RDC : ce qu’il faut comprendre des sanctions américaines contre Joseph Kabila
Joseph Kabila, le 30 mai 2025 à Goma. Crédit photo : AFP - JOSPIN MWISHA

RDC : ce qu’il faut comprendre des sanctions américaines contre Joseph Kabila

Les États-Unis ont annoncé, jeudi, avoir pris des sanctions contre l’ancien président de la République démocratique du Congo, Joseph Kabila. Le département du Trésor américain, via l’Office of Foreign Assets Control (OFAC), reproche à l’ancien chef d’État congolais son rôle dans la déstabilisation de l’Est de la RDC, en proie à la guerre depuis plusieurs années.

Selon le Trésor américain, Kabila a « matériellement assisté, parrainé ou fourni un soutien financier, matériel ou technologique, ou des biens ou services » à l’Alliance fleuve Congo – Mouvement du 23 mars (AFC/M23). Ce soutien aurait permis à l’ancien président de peser sur la situation politique dans les zones sous influence rebelle. Washington l’accuse également d’avoir « encouragé des soldats » de l’armée régulière à déserter pour rejoindre les rangs de l’AFC. Kabila aurait aussi tenté de lancer des attaques depuis l’étranger contre les FARDC dans l’est de la RDC.

« Grâce au soutien financier et politique de M. Kabila, ces groupes sont les principaux vecteurs de violence et d’instabilité dans la région », a déclaré le porte-parole du département d’État, Thomas Pigott, dans un communiqué rapporté par l’Agence France-Presse (AFP).

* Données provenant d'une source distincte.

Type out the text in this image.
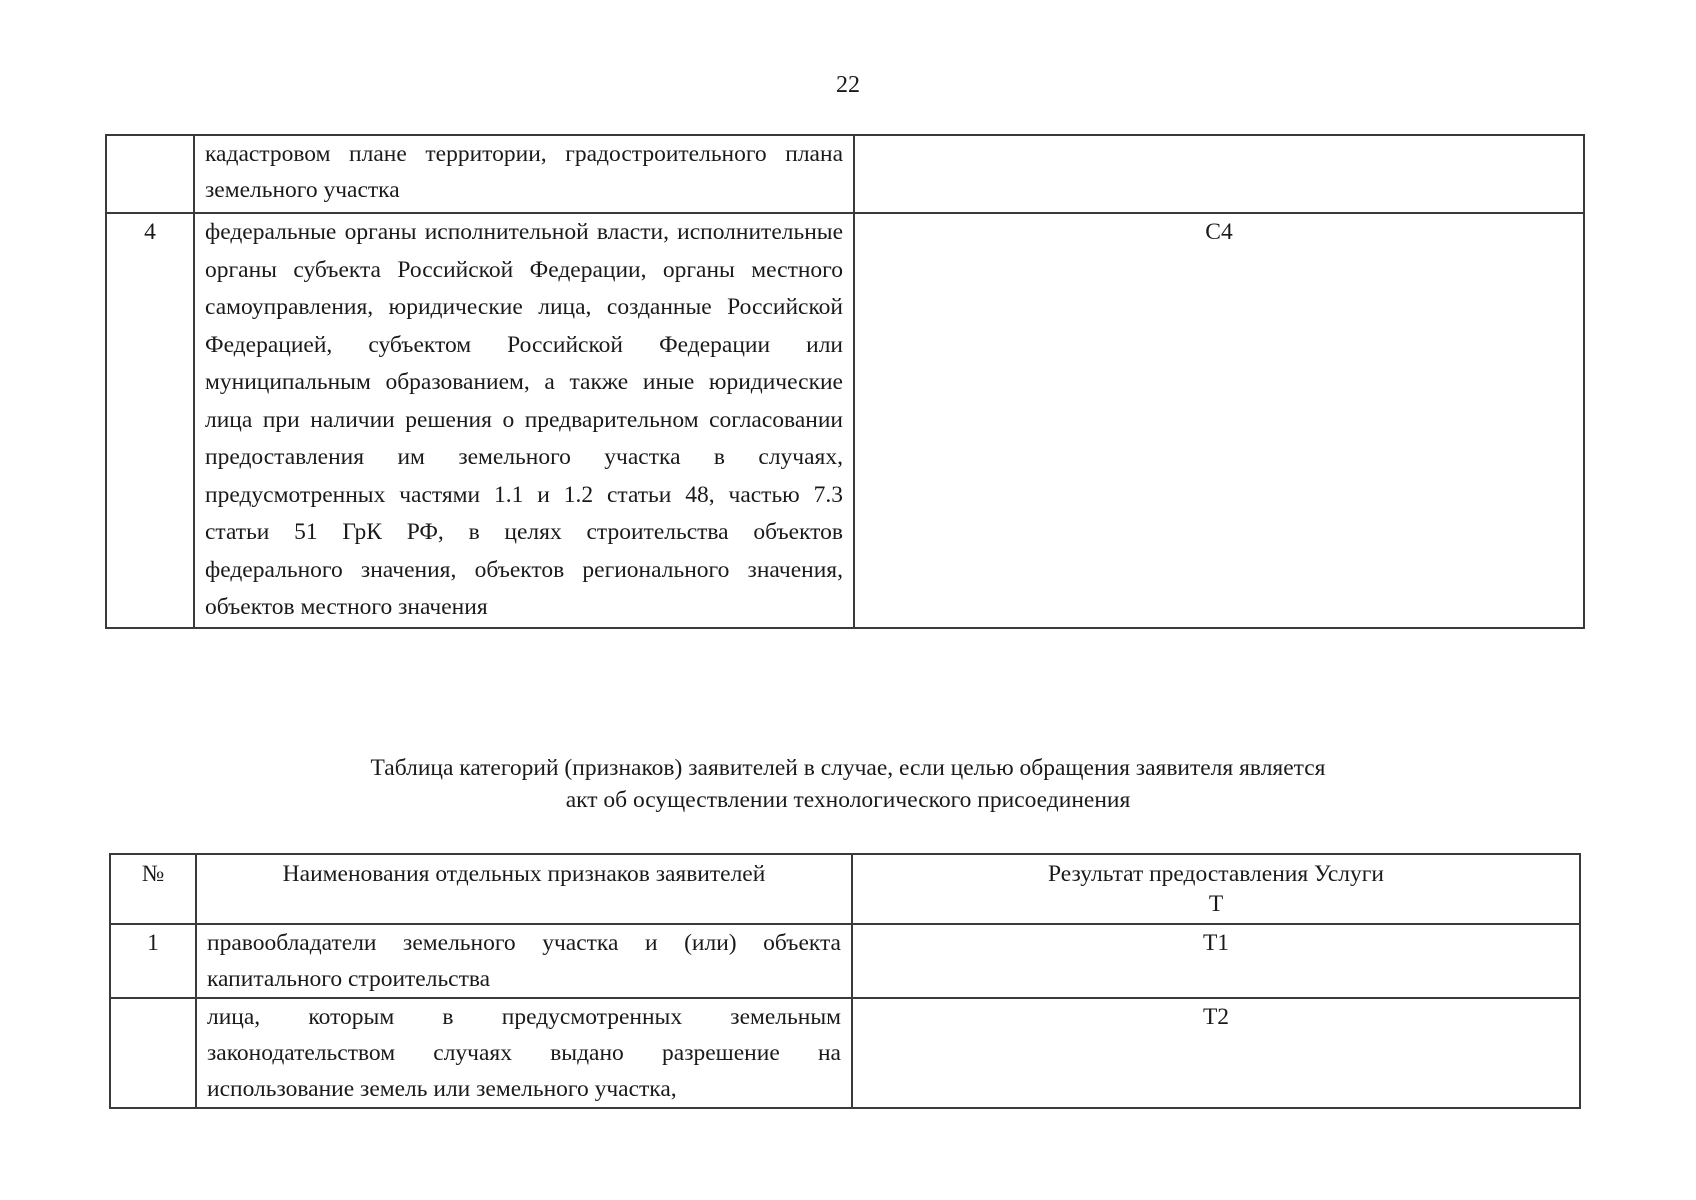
22
	кадастровом плане территории, градостроительного плана земельного участка	
4	федеральные органы исполнительной власти, исполнительные органы субъекта Российской Федерации, органы местного самоуправления, юридические лица, созданные Российской Федерацией, субъектом Российской Федерации или муниципальным образованием, а также иные юридические лица при наличии решения о предварительном согласовании предоставления им земельного участка в случаях, предусмотренных частями 1.1 и 1.2 статьи 48, частью 7.3 статьи 51 ГрК РФ, в целях строительства объектов федерального значения, объектов регионального значения, объектов местного значения	С4
Таблица категорий (признаков) заявителей в случае, если целью обращения заявителя является
акт об осуществлении технологического присоединения
№	Наименования отдельных признаков заявителей	Результат предоставления Услуги
Т

1	правообладатели земельного участка и (или) объекта капитального строительства	Т1
	лица, которым в предусмотренных земельным законодательством случаях выдано разрешение на использование земель или земельного участка,	Т2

En se rapprochant de l’AFC/M23, Joseph Kabila cherchait, selon les informations des États-Unis, à installer un opposant à Félix Tshisekedi à la tête du pays afin de retrouver une influence politique. Une démarche qui a « semé l’instabilité » en RDC alors que les rebelles de l’AFC occupent actuellement plusieurs pans du territoire national.

Gel des avoirs et interdiction de transactions en dollars américains

Président de la RDC entre 2001 et 2019, Joseph Kabila intègre la liste noire des personnalités frappées de sanctions économiques par les États-Unis. Dans un communiqué publié dans la foulée, le secrétaire au Trésor américain -équivalent du ministre des Finances- a rappelé le rôle de Washington dans la recherche de la paix en RDC. Selon lui, le président Trump « a clairement indiqué que ceux qui continuent de semer l’instabilité [en RDC, NDLR] devront rendre des comptes ».

Inscrit sur la liste SDN (Specially Designated Nationals), Joseph Kabila se retrouve immédiatement coupé du système financier américain. Tous ses avoirs situés aux États-Unis sont gelés et aucun citoyen ou entreprise américaine n’a le droit d’entretenir des relations financières ou commerciales avec lui, sous peine de sanctions. Cette interdiction ne se limite pas au territoire américain puisqu’en pratique, elle s’étend bien au-delà. En effet, plusieurs banques et institutions financières internationales préfèrent éviter tout lien avec une personne sanctionnée, de peur de s’exposer elles-mêmes à des mesures de rétorsion.

La liste « SDN » est l’un des outils les plus puissants de la politique de sanctions des États-Unis. Ce mécanisme vise à exercer une pression maximale, sans recourir à des moyens militaires, sur des acteurs accusés de menacer la sécurité, de soutenir des groupes armés ou de participer à des activités jugées illégales par Washington. À travers cette décision, l’administration Trump entend réduire les capacités d’action de Joseph Kabila en le privant de ressources et de relais internationaux.

Kinshasa salue, le clan Kabila relativise

Les sanctions américaines viennent surtout rallonger la liste des déboires de l’ancien président. Accusé dans un premier temps par son successeur d’être à la tête de « l’insurrection », il a perdu ses immunités d’ancien président et de sénateur à vie en mai 2025, avant d’être condamné à mort quatre mois plus tard. De plus, son parti a été interdit de fonctionnement dans le pays et plusieurs de ses collaborateurs se retrouvent soit en exil, soit en détention.

L’annonce des sanctions américaines a, à ce titre, été largement saluée au sein de la majorité au pouvoir. Numéro deux du gouvernement, le ministre de l’Intérieur Jacquemain Shabani a qualifié cette décision de « logique », visant celui qu’il a présenté comme le « concepteur » et l’« instigateur » de la déstabilisation de la RDC.

Membre du premier cercle de Kabila, Patient Sayuba a, pour sa part, préféré relativiser, affirmant que le Congo « sera sauvé, certainement ».